CrowdSec a choisi de faire entrer Supernova Invest et Breega à son capital. Breega a su détecter très tôt le potentiel de CrowdSec et a misé sur la thèse du “network effect”. Nous avons effectivement un modèle dit de “Metcalfe”, qui fait en sorte que la valeur du réseau grandit exponentiellement avec son nombre d’utilisateurs. Au moment où Breega a investi, nous avions des preuves de traction, mais rien de comparable à ce qu’est devenu le réseau depuis. Pour résumer, ils ont fait un vrai travail de Seed, identifier et miser sur le bon cheval, l’aider et prier pour que ça marche. Ils ont un desk d’opérations qui nous aide beaucoup, surtout à recruter à l’époque.
Supernova arrive à un moment clef où CrowdSec passe de l’étape de startup à celle de scale-up. Nous allons investir massivement pour décoller à l’international. Là encore, il fallait du courage pour aller sur un dossier avec peu de revenus, tout en se présentant en série A, en pleine débâcle des marchés financiers. Mais c’est la marque des fonds qui nous accompagnent : le courage. Ils sont tout aussi investis et risk-takers que nous.

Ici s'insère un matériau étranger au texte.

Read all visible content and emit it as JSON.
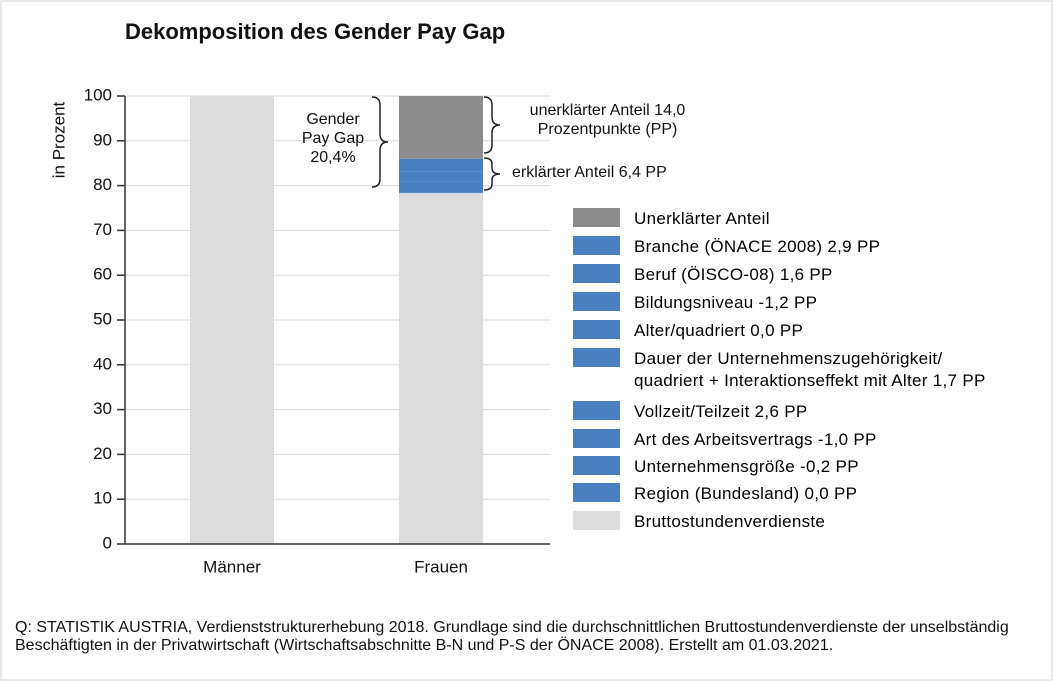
{
  "chart_data": {
    "type": "stacked-bar",
    "title": "Dekomposition des Gender Pay Gap",
    "y_label": "in Prozent",
    "categories": [
      "Männer",
      "Frauen"
    ],
    "ylim": [
      0,
      100
    ],
    "yticks": [
      0,
      10,
      20,
      30,
      40,
      50,
      60,
      70,
      80,
      90,
      100
    ],
    "grid": true,
    "series": [
      {
        "name": "Unerklärter Anteil",
        "color": "#8c8c8c",
        "values": [
          null,
          14.0
        ]
      },
      {
        "name": "Branche (ÖNACE 2008) 2,9 PP",
        "color": "#4a7fc2",
        "values": [
          null,
          2.9
        ]
      },
      {
        "name": "Beruf (ÖISCO-08) 1,6 PP",
        "color": "#4a7fc2",
        "values": [
          null,
          1.6
        ]
      },
      {
        "name": "Bildungsniveau -1,2 PP",
        "color": "#4a7fc2",
        "values": [
          null,
          -1.2
        ]
      },
      {
        "name": "Alter/quadriert 0,0 PP",
        "color": "#4a7fc2",
        "values": [
          null,
          0.0
        ]
      },
      {
        "name": "Dauer der Unternehmenszugehörigkeit/\nquadriert + Interaktionseffekt mit Alter 1,7 PP",
        "color": "#4a7fc2",
        "values": [
          null,
          1.7
        ]
      },
      {
        "name": "Vollzeit/Teilzeit 2,6 PP",
        "color": "#4a7fc2",
        "values": [
          null,
          2.6
        ]
      },
      {
        "name": "Art des Arbeitsvertrags -1,0 PP",
        "color": "#4a7fc2",
        "values": [
          null,
          -1.0
        ]
      },
      {
        "name": "Unternehmensgröße -0,2 PP",
        "color": "#4a7fc2",
        "values": [
          null,
          -0.2
        ]
      },
      {
        "name": "Region (Bundesland) 0,0 PP",
        "color": "#4a7fc2",
        "values": [
          null,
          0.0
        ]
      },
      {
        "name": "Bruttostundenverdienste",
        "color": "#dcdcdc",
        "values": [
          100,
          79.6
        ]
      }
    ],
    "annotations": {
      "gap": "Gender\nPay Gap\n20,4%",
      "unexplained": "unerklärter Anteil 14,0\nProzentpunkte (PP)",
      "explained": "erklärter Anteil 6,4 PP"
    },
    "source": "Q: STATISTIK AUSTRIA, Verdienststrukturerhebung 2018. Grundlage sind die durchschnittlichen Bruttostundenverdienste der unselbständig Beschäftigten in der Privatwirtschaft (Wirtschaftsabschnitte B-N und P-S der ÖNACE 2008). Erstellt am 01.03.2021."
  }
}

Ces deux fonds sont français, ce qui n’est pas fait pour nous déplaire car CrowdSec est du coup 100% Français, même si nous employons plus de 7 nationalités différentes.
À quoi ressemblera CrowdSec dans 5 ans ?
Une licorne avec une valorisation supérieure à 1 milliard d’euros, car nous n’avons pas de chemin “moyen”. Soit notre pari de la communauté et du réseau fonctionne, notre développement continue à être exponentiel et nous aurons la carte temps réelle de toutes les adresses IP contrôlées par des cyber criminels et ça n’aura pas de prix. Soit nous n’arrivons pas à poursuivre cette croissance incroyable du réseau et nous serons rangés sur l’étagère des bonnes idées mal exécutées. Pour le moment, disons qu’on prend plus la route de la fabrique à Licornes.